L’Ape musicale

rivista di musica, arti, cultura

 

Danilo Rea a pianofortissimo (Bologna)

Amarcord fra Beatles e Rolling Stones

 di Roberta Pedrotti

Danilo Rea coinvolge il pubblico bolognese concatenando riferimenti che spaziano dal musical all'opera, dal cantautorato al rock e alla canzone classica napoletana.

BOLOGNA, 6 luglio 2016 - Avviandosi alla conclusione, pianofortissimo non rinuncia alla sua parentesi extra classica dedicata a jazz e dintorni. Quest'anno è la volta di Danilo Rea e della sua improvvisazione disimpegnata sul filo dei ricordi.

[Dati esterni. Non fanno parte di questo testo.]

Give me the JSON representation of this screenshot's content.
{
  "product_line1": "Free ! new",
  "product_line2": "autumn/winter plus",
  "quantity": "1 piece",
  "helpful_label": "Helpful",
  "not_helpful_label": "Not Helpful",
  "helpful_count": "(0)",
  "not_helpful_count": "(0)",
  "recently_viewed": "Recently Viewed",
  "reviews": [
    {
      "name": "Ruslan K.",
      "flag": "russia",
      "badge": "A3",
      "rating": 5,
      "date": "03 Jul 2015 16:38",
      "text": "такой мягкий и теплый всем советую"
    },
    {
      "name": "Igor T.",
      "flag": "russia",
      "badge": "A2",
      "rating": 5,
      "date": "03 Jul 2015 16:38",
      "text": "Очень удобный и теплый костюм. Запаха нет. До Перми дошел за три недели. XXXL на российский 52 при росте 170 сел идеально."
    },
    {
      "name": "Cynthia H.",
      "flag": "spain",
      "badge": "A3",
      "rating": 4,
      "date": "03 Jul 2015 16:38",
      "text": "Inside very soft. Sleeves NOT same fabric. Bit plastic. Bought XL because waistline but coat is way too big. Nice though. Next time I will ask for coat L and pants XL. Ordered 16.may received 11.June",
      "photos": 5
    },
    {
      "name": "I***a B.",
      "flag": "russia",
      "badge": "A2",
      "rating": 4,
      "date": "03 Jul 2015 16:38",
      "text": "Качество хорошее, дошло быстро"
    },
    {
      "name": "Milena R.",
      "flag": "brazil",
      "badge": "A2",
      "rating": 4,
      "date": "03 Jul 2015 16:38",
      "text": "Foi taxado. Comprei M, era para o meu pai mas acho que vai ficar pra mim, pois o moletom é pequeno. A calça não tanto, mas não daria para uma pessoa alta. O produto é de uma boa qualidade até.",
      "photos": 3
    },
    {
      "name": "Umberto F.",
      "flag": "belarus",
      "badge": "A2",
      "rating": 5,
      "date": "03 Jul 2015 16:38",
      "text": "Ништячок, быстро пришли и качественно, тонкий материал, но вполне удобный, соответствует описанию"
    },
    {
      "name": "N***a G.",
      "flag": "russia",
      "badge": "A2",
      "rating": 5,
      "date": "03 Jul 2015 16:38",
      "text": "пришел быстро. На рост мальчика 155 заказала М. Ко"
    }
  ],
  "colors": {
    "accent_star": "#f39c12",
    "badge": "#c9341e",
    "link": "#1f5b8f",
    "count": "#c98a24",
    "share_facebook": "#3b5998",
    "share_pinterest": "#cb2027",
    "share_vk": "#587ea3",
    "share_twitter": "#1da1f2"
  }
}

Ufficialmente il centro del programma dovrebbero essere Beatles e Rolling Stones (con una predilezione dichiarata per i primi), ma più che altro i due gruppi sono l'emblema bifronte di un'epoca e di una generazione, per cui, se le chiavi di volta sono Obladì Obladà, Let it be o Satisfation, si concatenano la sempreverde Over the rainbow (divenuto uno dei più fortunati standard melodici di ogni tempo), Bernstein con America da West Side Story, Gershwin con Summertime da Porgy and Bess, un po' di De André con La canzone di Marinella e Bocca di Rosa in una brillante versione a tarantella e, ovviamente, l'omaggio al genius loci con una sequenza piuttosto estesa da 4 marzo 1944 di Dalla, nonché qualche spigolatura pucciniana (“Mi chiamano Mimì”, “E lucevan le stelle”, “O mio babbino caro”).

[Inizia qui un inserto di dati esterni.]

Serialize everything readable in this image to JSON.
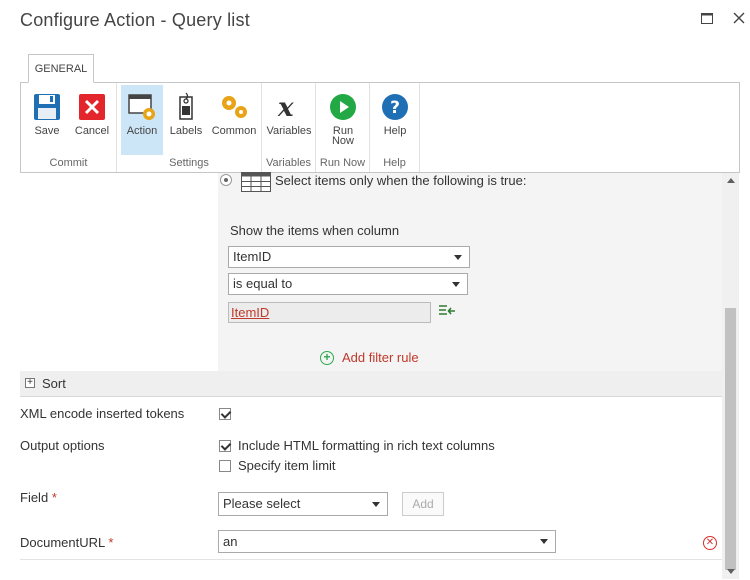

Tutto all'insegna del gioco, ché più di una vera e propria articolata elaborazione di un soggetto musicale – quale per esempio aveva offerto lo scorso anno Jacky Terrasson [leggi la recensione] con il suo dissolvimento melodico in un jazz à la Debussy – abbiamo avuto la libera associazione di ricordi, un amarcord di note su cui talora ci si sofferma, da cui talaltra si prende lo slancio per passare altrove.

E il gioco piace al pubblico bolognese, che si diverte a riconoscere temi e motivi, che sorride e si scambia gomitate complici quando dal pianoforte traspare la storia del “bell'uomo che veniva dal mare”. Rea coglie l'occasione, scambia qualche battuta, inventa una sorta di Leitmotiv empatico riferendosi alla flottiglia di moscerini, falene e pappataci che turbinano sotto i fari del palco, planano sui tasti, si schierano in file sorprendentemente ordinate ai suoi piedi.

Nonostante l'alata moltitudine, pare a suo agio, ispirato dal luogo di cui loda la suggestione con particolare riferimento alla Sala dello Stabat Mater, la gemma dell'Archiginnasio dove la prima italiana del capolavoro di Rossini fu diretta da Donizetti, cui era stata attribuita la nota canzone napoletana Te voglio bene assaje, fra gli ultimi motivi proposti da Rea.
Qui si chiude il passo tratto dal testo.